My favorite class was an Honors course called Boston’s Past: Introduction to Public History, taught by Professor Stephen Berry. Every Friday we took a class field trip to a different history museum in the city. My favorites were the Gibson House Museum, the Boston Waterworks and the JFK Library. History classes were never my strong point, but this class made me look beyond name and date memorization to a deeper understanding. We learned about how Boston changed over the years, but more importantly we discussed what those changes represented about the city’s social climate and how they impacted the people of Boston. We also learned about how history is presented to the public, and how this presentation can significantly impact our understanding of the past.
Where is your internship?
The Communication Analysis and Design Laboratory (CadLab) at Northeastern University. I am working on research that deals with prosody: the pitch, rhythm and melody of speech. The project I contributed to last semester investigated how children develop perception and expression of prosody. Now I am working on an independent project that looks at how individuals with autism may perceive prosody differently. Working at the CadLab has been a great opportunity for me. It has allowed me to apply my research skills I gained in class and learn more about language and communication.
What's your favorite part of the Honors Program?
I enjoy the community of the Honors Program. My first year at Simmons almost all of the new honors students lived in the same hall, and we took the same first-year seminar courses. I also joined the Honors Liaison, a club that offers special academic and social events for the honors community, and then I served as the liaison’s president during my sophomore and junior years. I felt like I really got to know everyone in the Honors Program.
What advice would you give to a Simmons student considering the Honors Program?
You should absolutely apply! In addition to the great community, there are lots of other benefits. Students can choose to fulfill some of their core requirements with Honors courses and receive a yearly book award. If you do not apply or are not accepted into the Honors Program your first year, you can reapply for sophomore entry. This allows students to get used to life at Simmons before choosing to take on an extra challenge.
What's your Simmons moment?
Every year I attend a conference for high school Girl Scouts in New England
. I speak on a panel of college students and answer the girls’ questions about college life. At the end of this year’s panel, a woman came up to me with her daughter and told me that she was a Simmons alumna, and that her daughter was now considering coming to Simmons because of the things I said about it.
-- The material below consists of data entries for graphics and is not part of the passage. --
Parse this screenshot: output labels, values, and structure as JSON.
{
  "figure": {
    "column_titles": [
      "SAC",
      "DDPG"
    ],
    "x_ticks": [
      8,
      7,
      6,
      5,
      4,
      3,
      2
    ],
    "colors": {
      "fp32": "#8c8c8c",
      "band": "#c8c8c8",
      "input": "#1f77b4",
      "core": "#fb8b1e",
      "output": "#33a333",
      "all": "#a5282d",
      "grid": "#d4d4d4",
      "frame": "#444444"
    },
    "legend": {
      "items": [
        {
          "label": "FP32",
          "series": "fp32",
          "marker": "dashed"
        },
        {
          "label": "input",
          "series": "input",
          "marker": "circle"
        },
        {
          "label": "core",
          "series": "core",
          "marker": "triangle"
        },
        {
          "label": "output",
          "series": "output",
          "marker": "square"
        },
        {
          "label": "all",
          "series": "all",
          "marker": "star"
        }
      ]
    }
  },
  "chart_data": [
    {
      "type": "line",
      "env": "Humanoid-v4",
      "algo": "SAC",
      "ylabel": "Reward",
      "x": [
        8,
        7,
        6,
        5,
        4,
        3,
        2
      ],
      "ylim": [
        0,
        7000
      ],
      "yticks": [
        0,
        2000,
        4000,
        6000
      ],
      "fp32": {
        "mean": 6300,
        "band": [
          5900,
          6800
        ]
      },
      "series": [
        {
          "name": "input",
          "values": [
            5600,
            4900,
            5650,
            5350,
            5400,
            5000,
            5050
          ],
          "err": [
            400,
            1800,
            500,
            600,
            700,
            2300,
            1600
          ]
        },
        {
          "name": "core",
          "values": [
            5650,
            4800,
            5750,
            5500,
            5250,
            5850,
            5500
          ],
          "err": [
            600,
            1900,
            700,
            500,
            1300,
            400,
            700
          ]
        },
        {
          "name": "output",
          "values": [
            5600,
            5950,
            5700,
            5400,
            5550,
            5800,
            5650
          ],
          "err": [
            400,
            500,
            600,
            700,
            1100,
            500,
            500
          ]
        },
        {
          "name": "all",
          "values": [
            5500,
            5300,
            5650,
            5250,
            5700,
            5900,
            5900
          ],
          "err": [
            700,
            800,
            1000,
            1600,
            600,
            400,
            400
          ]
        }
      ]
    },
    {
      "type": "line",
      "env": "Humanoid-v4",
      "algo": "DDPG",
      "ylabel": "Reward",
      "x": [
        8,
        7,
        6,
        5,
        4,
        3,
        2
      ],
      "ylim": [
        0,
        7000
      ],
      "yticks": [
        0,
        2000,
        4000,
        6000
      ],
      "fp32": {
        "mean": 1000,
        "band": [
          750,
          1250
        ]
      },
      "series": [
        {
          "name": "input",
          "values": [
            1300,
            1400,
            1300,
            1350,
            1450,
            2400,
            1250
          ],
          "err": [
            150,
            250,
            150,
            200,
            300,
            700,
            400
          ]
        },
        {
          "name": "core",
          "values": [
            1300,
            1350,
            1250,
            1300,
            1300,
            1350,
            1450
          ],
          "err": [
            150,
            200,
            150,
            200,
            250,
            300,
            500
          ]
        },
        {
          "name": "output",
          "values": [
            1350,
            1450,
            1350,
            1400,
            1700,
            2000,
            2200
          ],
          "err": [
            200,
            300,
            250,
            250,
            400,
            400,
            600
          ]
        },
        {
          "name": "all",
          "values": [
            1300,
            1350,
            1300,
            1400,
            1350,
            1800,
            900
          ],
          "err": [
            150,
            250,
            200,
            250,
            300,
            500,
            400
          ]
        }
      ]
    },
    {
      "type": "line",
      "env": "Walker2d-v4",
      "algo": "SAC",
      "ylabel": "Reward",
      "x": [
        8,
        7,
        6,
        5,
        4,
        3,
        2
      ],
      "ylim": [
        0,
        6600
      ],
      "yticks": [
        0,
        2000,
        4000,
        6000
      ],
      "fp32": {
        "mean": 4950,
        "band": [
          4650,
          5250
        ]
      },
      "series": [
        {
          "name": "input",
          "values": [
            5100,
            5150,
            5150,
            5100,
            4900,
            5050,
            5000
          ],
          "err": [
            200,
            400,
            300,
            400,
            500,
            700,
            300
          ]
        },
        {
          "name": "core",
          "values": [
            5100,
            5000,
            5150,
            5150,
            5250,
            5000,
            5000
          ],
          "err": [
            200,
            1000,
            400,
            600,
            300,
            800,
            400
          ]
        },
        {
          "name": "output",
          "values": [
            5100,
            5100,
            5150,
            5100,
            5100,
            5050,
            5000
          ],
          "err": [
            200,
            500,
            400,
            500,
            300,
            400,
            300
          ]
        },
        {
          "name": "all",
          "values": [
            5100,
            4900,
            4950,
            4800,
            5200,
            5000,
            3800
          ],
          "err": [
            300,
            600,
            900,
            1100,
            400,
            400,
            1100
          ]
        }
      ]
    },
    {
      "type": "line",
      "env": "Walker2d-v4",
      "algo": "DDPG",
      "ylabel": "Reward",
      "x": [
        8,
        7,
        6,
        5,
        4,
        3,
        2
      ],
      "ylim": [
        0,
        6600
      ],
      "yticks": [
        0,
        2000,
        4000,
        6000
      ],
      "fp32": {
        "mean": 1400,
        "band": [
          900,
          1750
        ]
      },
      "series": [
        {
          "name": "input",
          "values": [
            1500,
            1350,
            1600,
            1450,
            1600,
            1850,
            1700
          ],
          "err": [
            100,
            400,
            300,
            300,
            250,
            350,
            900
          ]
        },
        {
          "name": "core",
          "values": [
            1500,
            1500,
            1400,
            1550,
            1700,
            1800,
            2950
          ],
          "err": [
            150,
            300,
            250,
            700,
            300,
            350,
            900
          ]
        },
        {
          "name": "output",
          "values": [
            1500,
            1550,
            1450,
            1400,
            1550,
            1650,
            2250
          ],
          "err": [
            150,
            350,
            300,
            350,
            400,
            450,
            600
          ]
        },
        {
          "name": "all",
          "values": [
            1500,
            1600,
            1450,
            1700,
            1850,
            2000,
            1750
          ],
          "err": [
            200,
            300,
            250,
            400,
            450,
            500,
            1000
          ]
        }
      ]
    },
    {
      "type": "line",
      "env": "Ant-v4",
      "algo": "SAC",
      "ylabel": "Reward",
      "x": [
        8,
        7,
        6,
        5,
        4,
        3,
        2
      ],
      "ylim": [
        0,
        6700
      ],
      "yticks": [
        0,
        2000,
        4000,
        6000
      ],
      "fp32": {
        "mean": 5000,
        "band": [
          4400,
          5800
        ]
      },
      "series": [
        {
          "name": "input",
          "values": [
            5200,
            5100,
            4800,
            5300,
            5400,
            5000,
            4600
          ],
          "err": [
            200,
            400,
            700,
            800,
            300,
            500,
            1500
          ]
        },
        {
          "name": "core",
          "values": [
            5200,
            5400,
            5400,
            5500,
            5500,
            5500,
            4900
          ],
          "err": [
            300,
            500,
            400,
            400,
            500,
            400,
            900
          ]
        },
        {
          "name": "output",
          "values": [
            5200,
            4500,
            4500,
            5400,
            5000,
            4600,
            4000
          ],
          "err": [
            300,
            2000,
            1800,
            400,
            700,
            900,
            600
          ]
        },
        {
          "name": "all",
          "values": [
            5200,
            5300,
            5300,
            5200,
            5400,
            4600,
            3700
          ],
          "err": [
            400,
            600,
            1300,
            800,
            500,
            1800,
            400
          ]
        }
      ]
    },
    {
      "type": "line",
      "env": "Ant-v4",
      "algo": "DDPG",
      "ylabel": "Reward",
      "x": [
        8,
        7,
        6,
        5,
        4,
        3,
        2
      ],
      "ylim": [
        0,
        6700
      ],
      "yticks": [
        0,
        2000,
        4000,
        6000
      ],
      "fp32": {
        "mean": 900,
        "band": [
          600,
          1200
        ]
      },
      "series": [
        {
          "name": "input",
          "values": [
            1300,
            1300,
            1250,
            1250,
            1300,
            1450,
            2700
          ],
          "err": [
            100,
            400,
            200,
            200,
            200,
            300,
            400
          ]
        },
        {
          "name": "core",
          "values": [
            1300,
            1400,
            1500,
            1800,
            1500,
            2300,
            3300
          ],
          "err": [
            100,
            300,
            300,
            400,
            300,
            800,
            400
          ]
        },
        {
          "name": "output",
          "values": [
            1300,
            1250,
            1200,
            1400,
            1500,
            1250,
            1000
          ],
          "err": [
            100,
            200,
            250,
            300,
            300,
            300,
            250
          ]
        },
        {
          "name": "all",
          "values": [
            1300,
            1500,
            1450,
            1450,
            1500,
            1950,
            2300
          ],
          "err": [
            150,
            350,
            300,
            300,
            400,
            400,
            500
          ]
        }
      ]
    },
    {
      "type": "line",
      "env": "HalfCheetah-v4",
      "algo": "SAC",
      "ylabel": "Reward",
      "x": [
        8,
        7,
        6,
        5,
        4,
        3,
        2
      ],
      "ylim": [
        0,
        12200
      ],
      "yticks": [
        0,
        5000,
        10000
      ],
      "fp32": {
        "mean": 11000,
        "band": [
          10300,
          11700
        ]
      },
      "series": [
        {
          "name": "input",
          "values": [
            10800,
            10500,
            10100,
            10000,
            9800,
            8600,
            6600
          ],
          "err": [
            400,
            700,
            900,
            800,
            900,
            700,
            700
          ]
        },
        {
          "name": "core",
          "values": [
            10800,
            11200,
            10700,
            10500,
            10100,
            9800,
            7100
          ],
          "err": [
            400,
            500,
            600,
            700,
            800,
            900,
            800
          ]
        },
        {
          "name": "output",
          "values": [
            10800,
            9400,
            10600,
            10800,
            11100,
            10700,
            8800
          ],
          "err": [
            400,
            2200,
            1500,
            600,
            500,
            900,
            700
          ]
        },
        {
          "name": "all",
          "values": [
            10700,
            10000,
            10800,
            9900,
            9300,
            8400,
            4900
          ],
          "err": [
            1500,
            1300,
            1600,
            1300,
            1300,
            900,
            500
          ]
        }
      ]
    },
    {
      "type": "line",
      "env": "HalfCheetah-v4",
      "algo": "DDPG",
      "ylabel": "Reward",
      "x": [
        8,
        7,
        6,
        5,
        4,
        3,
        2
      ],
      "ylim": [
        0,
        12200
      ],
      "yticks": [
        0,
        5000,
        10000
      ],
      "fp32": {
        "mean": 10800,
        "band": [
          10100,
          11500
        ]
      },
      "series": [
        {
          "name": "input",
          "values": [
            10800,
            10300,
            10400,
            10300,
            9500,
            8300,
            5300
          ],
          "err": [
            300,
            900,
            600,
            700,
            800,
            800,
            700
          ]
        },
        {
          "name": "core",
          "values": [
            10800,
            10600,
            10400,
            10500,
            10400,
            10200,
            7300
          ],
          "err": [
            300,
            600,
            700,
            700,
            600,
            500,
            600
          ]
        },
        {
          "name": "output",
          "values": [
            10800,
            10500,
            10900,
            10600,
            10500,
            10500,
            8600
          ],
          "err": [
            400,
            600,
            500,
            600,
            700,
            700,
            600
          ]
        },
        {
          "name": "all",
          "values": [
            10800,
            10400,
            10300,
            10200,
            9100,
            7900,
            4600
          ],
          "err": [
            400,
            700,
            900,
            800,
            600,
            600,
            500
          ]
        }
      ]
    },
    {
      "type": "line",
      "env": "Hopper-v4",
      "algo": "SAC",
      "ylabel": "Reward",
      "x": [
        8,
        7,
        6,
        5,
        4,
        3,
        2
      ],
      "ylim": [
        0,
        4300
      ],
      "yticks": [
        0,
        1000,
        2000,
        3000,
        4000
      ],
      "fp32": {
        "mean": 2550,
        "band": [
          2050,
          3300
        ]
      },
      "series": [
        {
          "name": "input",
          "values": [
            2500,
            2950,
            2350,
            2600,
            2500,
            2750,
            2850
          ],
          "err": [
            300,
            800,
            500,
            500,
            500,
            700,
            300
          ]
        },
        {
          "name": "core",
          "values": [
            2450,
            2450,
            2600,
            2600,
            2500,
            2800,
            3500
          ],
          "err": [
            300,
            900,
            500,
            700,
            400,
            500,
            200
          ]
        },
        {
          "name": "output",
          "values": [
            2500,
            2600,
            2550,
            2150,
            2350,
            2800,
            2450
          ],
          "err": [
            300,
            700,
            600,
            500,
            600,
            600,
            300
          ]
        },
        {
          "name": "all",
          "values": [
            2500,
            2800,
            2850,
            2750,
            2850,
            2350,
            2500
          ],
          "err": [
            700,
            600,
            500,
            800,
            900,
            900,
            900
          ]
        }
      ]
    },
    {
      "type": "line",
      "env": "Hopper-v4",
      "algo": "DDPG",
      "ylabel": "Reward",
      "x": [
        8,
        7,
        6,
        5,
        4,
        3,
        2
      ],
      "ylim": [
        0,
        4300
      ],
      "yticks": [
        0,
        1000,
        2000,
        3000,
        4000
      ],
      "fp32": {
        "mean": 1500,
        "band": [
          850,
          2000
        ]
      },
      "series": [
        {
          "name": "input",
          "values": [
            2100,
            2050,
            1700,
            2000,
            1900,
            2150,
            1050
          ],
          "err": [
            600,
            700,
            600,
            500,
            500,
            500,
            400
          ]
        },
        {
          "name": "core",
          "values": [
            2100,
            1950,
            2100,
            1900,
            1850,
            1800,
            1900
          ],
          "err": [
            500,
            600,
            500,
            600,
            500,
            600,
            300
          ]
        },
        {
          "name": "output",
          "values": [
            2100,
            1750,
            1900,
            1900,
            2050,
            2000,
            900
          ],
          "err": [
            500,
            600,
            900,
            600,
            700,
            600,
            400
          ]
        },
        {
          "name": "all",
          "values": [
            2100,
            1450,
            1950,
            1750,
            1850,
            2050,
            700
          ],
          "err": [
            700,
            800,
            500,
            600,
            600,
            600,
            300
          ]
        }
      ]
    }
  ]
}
What made you choose Simmons?
I chose Simmons for the location and the small school atmosphere. The admissions process was very personal; I was called by students, I received a card from an alumna from my hometown, and my admissions counselor included a handwritten note with my acceptance letter congratulating me for earning my Girl Scout Gold Award. This individual attention continued when I became a student, and my professors have repeatedly gone out of their way to help me find research opportunities, apply to grad school and take the best courses for my interests.